Korea ETF EWY Drops 10%
South Korea's ETF EWY falls 10% after a report that SK Hynix may shift DRAM capacity from high bandwidth memory used in AI data centers
Korea Drops 10% Please click here for an enlarged chart of Ishares Msci South Korea ETF (NYSE: EWY ) .
Note the following: As we have previously shared, prudent investors pay attention to stocks in South Korea because South Korea is like a canary in the coal mine for the AI trade and the semiconductor mania. The reason is that two of the three biggest memory manufacturers, SK Hynix (HXSCL) and Samsung Electronics Co Ltd (OTC: SSNLF ), are South Korea based. The third is Micron Technology Inc (NASDAQ: MU ). Micron is U.S. based. An easy way to watch the South Korean market is to watch ETF EWY.

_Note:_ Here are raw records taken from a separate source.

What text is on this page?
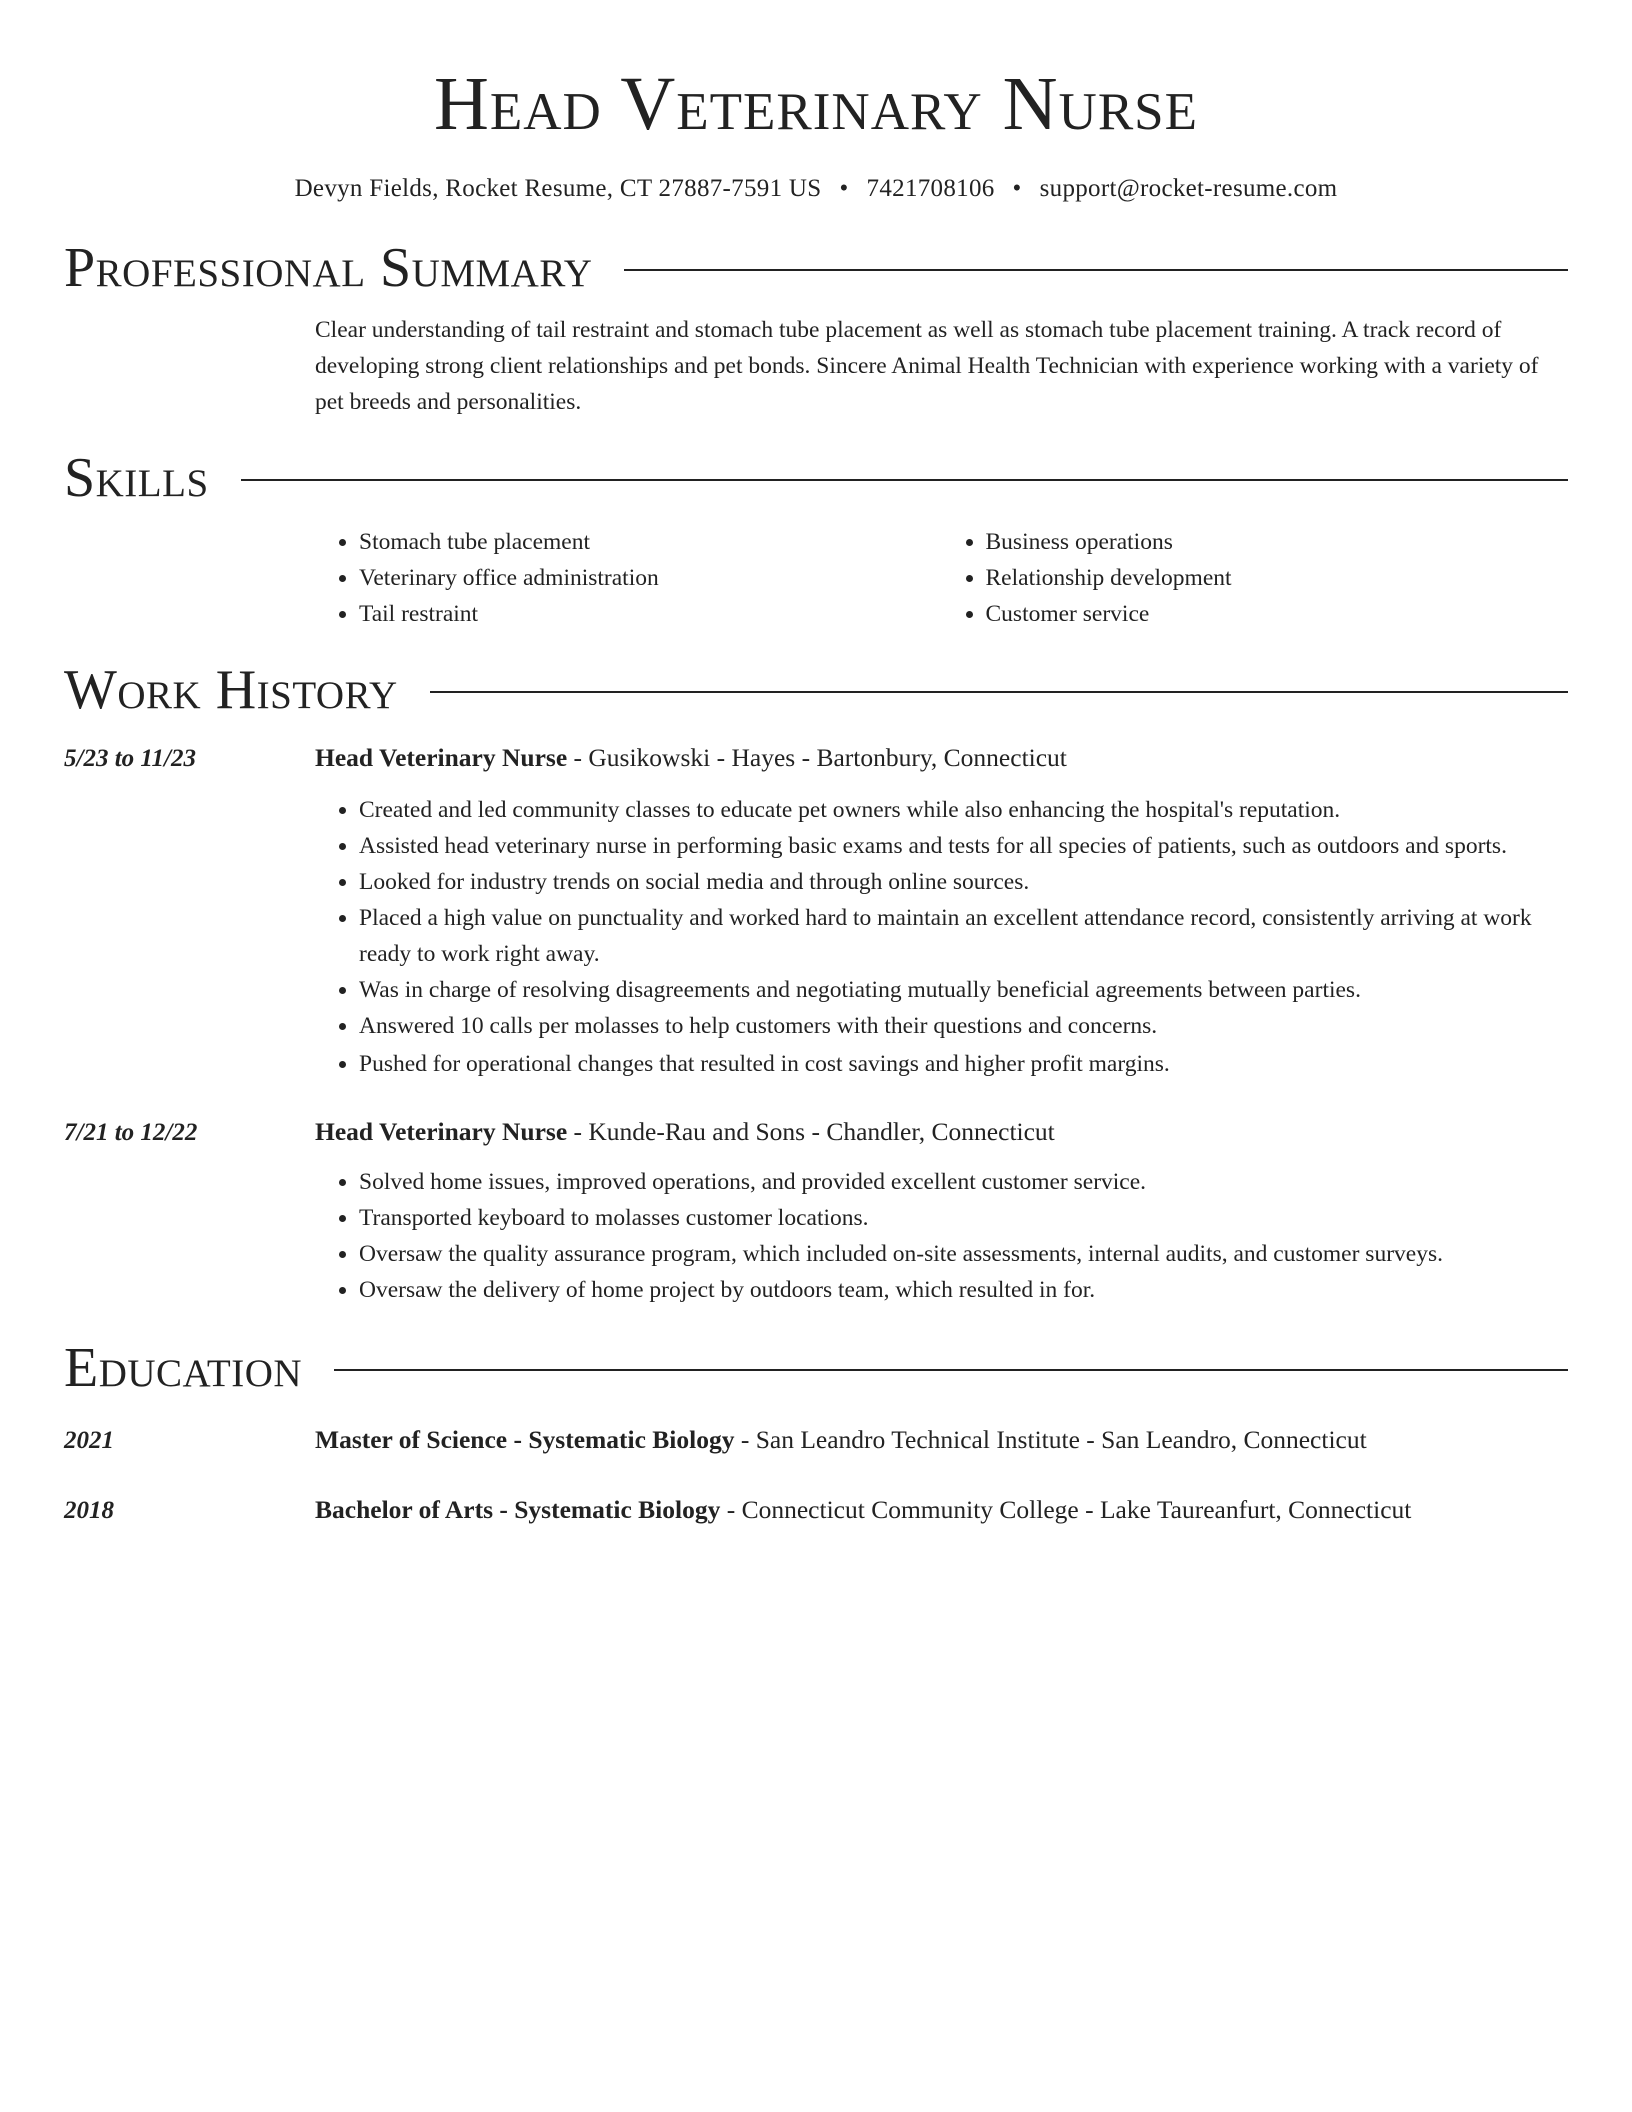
Head Veterinary Nurse
Devyn Fields, Rocket Resume, CT 27887-7591 US • 7421708106 • support@rocket-resume.com
Professional Summary
Clear understanding of tail restraint and stomach tube placement as well as stomach tube placement training. A track record of developing strong client relationships and pet bonds. Sincere Animal Health Technician with experience working with a variety of pet breeds and personalities.
Skills
• Stomach tube placement
• Veterinary office administration
• Tail restraint
• Business operations
• Relationship development
• Customer service
Work History
5/23 to 11/23	Head Veterinary Nurse - Gusikowski - Hayes - Bartonbury, Connecticut
• Created and led community classes to educate pet owners while also enhancing the hospital's reputation.
• Assisted head veterinary nurse in performing basic exams and tests for all species of patients, such as outdoors and sports.
• Looked for industry trends on social media and through online sources.
• Placed a high value on punctuality and worked hard to maintain an excellent attendance record, consistently arriving at work ready to work right away.
• Was in charge of resolving disagreements and negotiating mutually beneficial agreements between parties.
• Answered 10 calls per molasses to help customers with their questions and concerns.
• Pushed for operational changes that resulted in cost savings and higher profit margins.
7/21 to 12/22	Head Veterinary Nurse - Kunde-Rau and Sons - Chandler, Connecticut
• Solved home issues, improved operations, and provided excellent customer service.
• Transported keyboard to molasses customer locations.
• Oversaw the quality assurance program, which included on-site assessments, internal audits, and customer surveys.
• Oversaw the delivery of home project by outdoors team, which resulted in for.
Education
2021	Master of Science - Systematic Biology - San Leandro Technical Institute - San Leandro, Connecticut
2018	Bachelor of Arts - Systematic Biology - Connecticut Community College - Lake Taureanfurt, Connecticut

The chart shows South Korea ETF EWY crossed slightly above the low band zone 1 (resistance) the day before yesterday, hitting an all time high.
Those who trade only based on traditional technical analysis deemed it to be a breakout and aggressively bought Korean stocks.
The chart shows last night EWY fell about 10%.
Now, it is clear that the breakout was false.
This illustrates why prudent investors should not use traditional technical analysis alone.
Moreover, traditional technical analysis no longer works as well as it used to.
The chart shows zone 2 (support).
Prudent investors should carefully watch what happens to EWY relative to zone 1 and zone 2, especially after Micron earnings.
Micron will report earnings tomorrow after the close.
As full disclosure, we are long MU from an average of $21.77.
The chart shows our buy signal for EWY.
We are long South Korea ETF (EWY) from an average of $48.60 from the April 9, 2025 signal.
The proximate cause of the sell off in South Korean stocks was an unconfirmed local report that SK Hynix is shifting DRAM capacity from high bandwidth memory (HBM) used in AI data centers in favor of general purpose DRAM.
If the report is correct, why would SK Hynix make such a move? In our analysis, HBM has significantly higher profit margins.
The only reason to make the reported move would be if the demand for HBM is slowing.
Investors should take the report from Korea with a grain of salt.
Our analysis has been that the demand for AI semiconductors is going to continue throughout 2026 and will slow in 2027 to 2028.
Prudent investors need to keep in mind that markets look ahead 6 – 18 months.
The drop in South Korean stocks is causing a selloff in semiconductor stocks in the U.S. in the early trade. The momo crowd’s favorite ETF DRAM that represents semiconductor memory is down 12.6%, and the momo crowd’s favorite leveraged semiconductor ETF SOXL is down 19.7% as of this writing in the premarket.
We have been sharing with you that the risks of a pullback in the stock market are rising.
The key question for prudent investors is how to participate in the upside from three manias and simultaneously protect their portfolios.
The answer is dynamic hedging.
In addition to paying attention to semiconductors, prudent investors should get ahead of the curve and pay attention to quarter end rebalancing.
In our analysis, institutions will likely be selling over $100B in equities and shifting the money to bonds.
Investors may generate more alpha by identifying significant changes early.
Prudent investors should pay attention to a new change that is just beginning to happen.
Until now, the guiding principle in large corporations was token max as they wanted to maximize the use of AI.
Now, the trend is shifting to token min.
The reason is the rising costs of tokens.
Prudent inventors should also pay attention to another change along with the shift from token max to token min.
The models from Alphabet Inc Class A (NASDAQ: GOOGL ), Anthropic, and OpenAI are very expensive.
Corporations are beginning to look at cheaper open source models for some tasks.
Further, prudent investors should note there is a flood of cheaper open source models coming from China.
In our preliminary analysis, for certain tasks the cost of using the top U.S. models is eight times the cost of cheap Chinese models.